Regulation of human neural progenitor cell proliferation by Ryk-mediated Wnt signaling
Grant Type: 
Grant Number: 
RS1-00262
Investigator: 
Name: 
Type: 
PI
Human Stem Cell Use: 
Embryonic Stem Cell
Award Value: 
$624,000
Status: 
Closed

Progress Reports

Reporting Period: 
Year 2
Reporting Period: 
NCE

Grant Application Details

Application Title: 
  • Regulation of human neural progenitor cell proliferation by Ryk-mediated Wnt signaling
Public Abstract: 

Human ES cells can be used to make healthy neurons to replace the cells that are lost in neurological diseases such as Alzheimer’s and Parkinson’s diseases. This holds great hope for future treatment of these disorders. Our research aims to produce neurons from ES cells more efficiently. During the process of differentiation to form nerve cells, human ES cells first develop into primitive neural progenitor cells before they become mature functional neurons. Our research focuses on how we can expand the neural progenitor cell population.

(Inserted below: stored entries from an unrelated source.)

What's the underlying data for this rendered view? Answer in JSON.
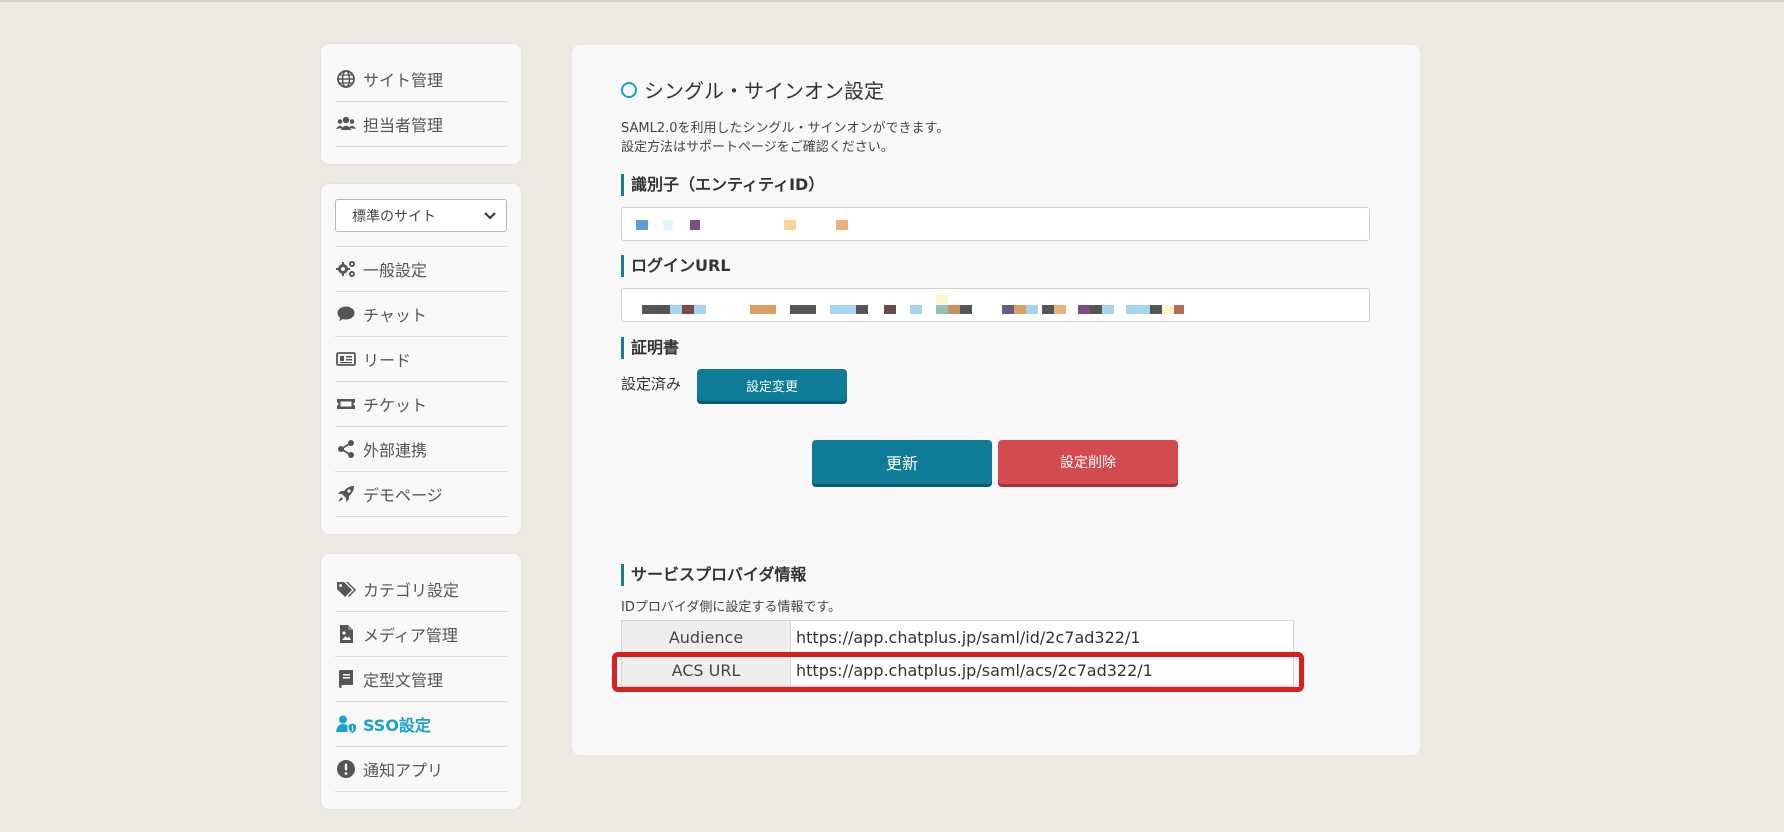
{
  "sidebar": {
    "top_items": [
      {
        "label": "サイト管理",
        "icon": "globe-icon"
      },
      {
        "label": "担当者管理",
        "icon": "users-icon"
      }
    ],
    "site_select": {
      "value": "標準のサイト"
    },
    "settings_items": [
      {
        "label": "一般設定",
        "icon": "gears-icon"
      },
      {
        "label": "チャット",
        "icon": "chat-bubble-icon"
      },
      {
        "label": "リード",
        "icon": "id-card-icon"
      },
      {
        "label": "チケット",
        "icon": "ticket-icon"
      },
      {
        "label": "外部連携",
        "icon": "share-icon"
      },
      {
        "label": "デモページ",
        "icon": "rocket-icon"
      }
    ],
    "other_items": [
      {
        "label": "カテゴリ設定",
        "icon": "tags-icon"
      },
      {
        "label": "メディア管理",
        "icon": "file-image-icon"
      },
      {
        "label": "定型文管理",
        "icon": "book-icon"
      },
      {
        "label": "SSO設定",
        "icon": "user-shield-icon",
        "active": true
      },
      {
        "label": "通知アプリ",
        "icon": "exclamation-circle-icon"
      }
    ],
    "active_color": "#1aa3c9"
  },
  "main": {
    "title": "シングル・サインオン設定",
    "desc_line1": "SAML2.0を利用したシングル・サインオンができます。",
    "desc_line2": "設定方法はサポートページをご確認ください。",
    "entity_label": "識別子（エンティティID）",
    "login_url_label": "ログインURL",
    "cert_label": "証明書",
    "cert_status": "設定済み",
    "change_button": "設定変更",
    "update_button": "更新",
    "delete_button": "設定削除",
    "sp_label": "サービスプロバイダ情報",
    "sp_desc": "IDプロバイダ側に設定する情報です。",
    "sp_rows": [
      {
        "key": "Audience",
        "value": "https://app.chatplus.jp/saml/id/2c7ad322/1"
      },
      {
        "key": "ACS URL",
        "value": "https://app.chatplus.jp/saml/acs/2c7ad322/1"
      }
    ]
  },
  "colors": {
    "primary": "#0e7b97",
    "danger": "#d34a4f",
    "highlight": "#d91e1e"
  }
}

We have found that a cell surface protein called Wnt can expand neural progenitor cells. However, it is not clear how this protein can make human neural progenitor cells grow. This proposal will address the question. We will determine which surface molecules can recognize Wnt and how these signals control cell growth. This proposed research will help us to find a method to expand neural progenitor cells and thus make more neurons in the future. This will eventually contribute to the clinical application of human embryonic stem cells in the treatment of neurological diseases.

Statement of Benefit to California: 

Neurodegenerative diseases, such as Alzheimer’s and Parkinson diseases, and neuronal injuries caused by stroke and trauma, will result in neuronal cell loss. Current treatments cannot replace or recover the neuronal loss. Our proposed research ultimately may lead to the development of an effective treatment for the neuronal cell loss. Once we find a detailed Wnt pathway to control neural progenitor cell expansion, there will be many possible clinical applications. Transplant-ready neuronal tissues, gene therapy, and drugs targeting the Wnt pathway to promote neuronal regeneration are some of the treatments of the future for neurological disorders. Our finding will facilitate the progress of developing those new, promising treatments. The success of our project in neural progenitor cells expansion will greatly improve the quality of health for Californians.